Sabo removed from Student Senate
February 25, 2011
College senior Pete Sabo was removed from the Student Senate last week, according to former Senate Liaison Marlo Barrera, College junior.
Student Senators adhere to a point system that penalizes them for failure to carry out various responsibilities. Failure to attend a General Faculty meeting, for example, warrants five points, according to the Senate’s website.
“Senators get points as a way to monitor that [they] are doing their jobs,” Barrera said in an email. “Although flawed in many ways — it doesn’t have a way to measure productivity — it is an attempt to create accountability.”
Sabo accumulated a total of 25 points, the maximum number of points a Senator can receive before being subject to removal, over his one-semester term. He earned a total of 20 points for missing a plenary session and two General Faculty meetings, Barrera said, and a total of five for failing to submit a monthly log update and work log.
According to Sabo, this was all part of his plan for an easy “resignation.”
“I deliberately got 25 points,” Sabo said. “I decided to resign at the end of last semester. I realized I [was] already at 20 points, I just had to not go to the first General Faculty meeting, and then I wouldn’t have any choice to not resign.
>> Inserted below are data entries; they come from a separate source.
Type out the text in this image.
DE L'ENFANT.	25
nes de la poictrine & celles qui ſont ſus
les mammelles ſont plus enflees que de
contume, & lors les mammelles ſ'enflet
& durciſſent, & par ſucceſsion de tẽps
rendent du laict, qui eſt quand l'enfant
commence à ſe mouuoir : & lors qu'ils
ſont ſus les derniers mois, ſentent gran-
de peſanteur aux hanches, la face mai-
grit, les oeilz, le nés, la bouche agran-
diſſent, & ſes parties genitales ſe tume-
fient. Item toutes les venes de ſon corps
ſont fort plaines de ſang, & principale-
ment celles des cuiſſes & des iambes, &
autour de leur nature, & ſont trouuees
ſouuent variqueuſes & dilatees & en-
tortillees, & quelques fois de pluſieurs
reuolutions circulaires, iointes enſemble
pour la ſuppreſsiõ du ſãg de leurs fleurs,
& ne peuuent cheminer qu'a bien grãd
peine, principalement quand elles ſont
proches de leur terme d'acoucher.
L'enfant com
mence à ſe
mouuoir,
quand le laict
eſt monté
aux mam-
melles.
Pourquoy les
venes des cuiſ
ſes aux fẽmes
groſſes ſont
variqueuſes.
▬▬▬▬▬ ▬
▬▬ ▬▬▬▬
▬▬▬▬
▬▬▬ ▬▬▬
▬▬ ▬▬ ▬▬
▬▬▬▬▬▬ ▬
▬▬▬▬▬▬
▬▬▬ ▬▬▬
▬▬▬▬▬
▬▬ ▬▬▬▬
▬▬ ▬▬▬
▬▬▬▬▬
It gave me the opportunity to not do [Student Senate] anymore, which is exactly what I wanted.”
Sabo said he wanted to leave because he was frustrated by the Senate’s bureaucratic limitations, and because it was difficult to complete projects.
“I think it’s better for the younger activists who are trying to figure out how the institution works,” he said. “I could get more accomplished independently without the Senate, and I wouldn’t have to deal with the frustrations that are inherent to the Senate and that come up repeatedly.
“Essentially,” Sabo concluded, “they’ve been working on the same things for years.”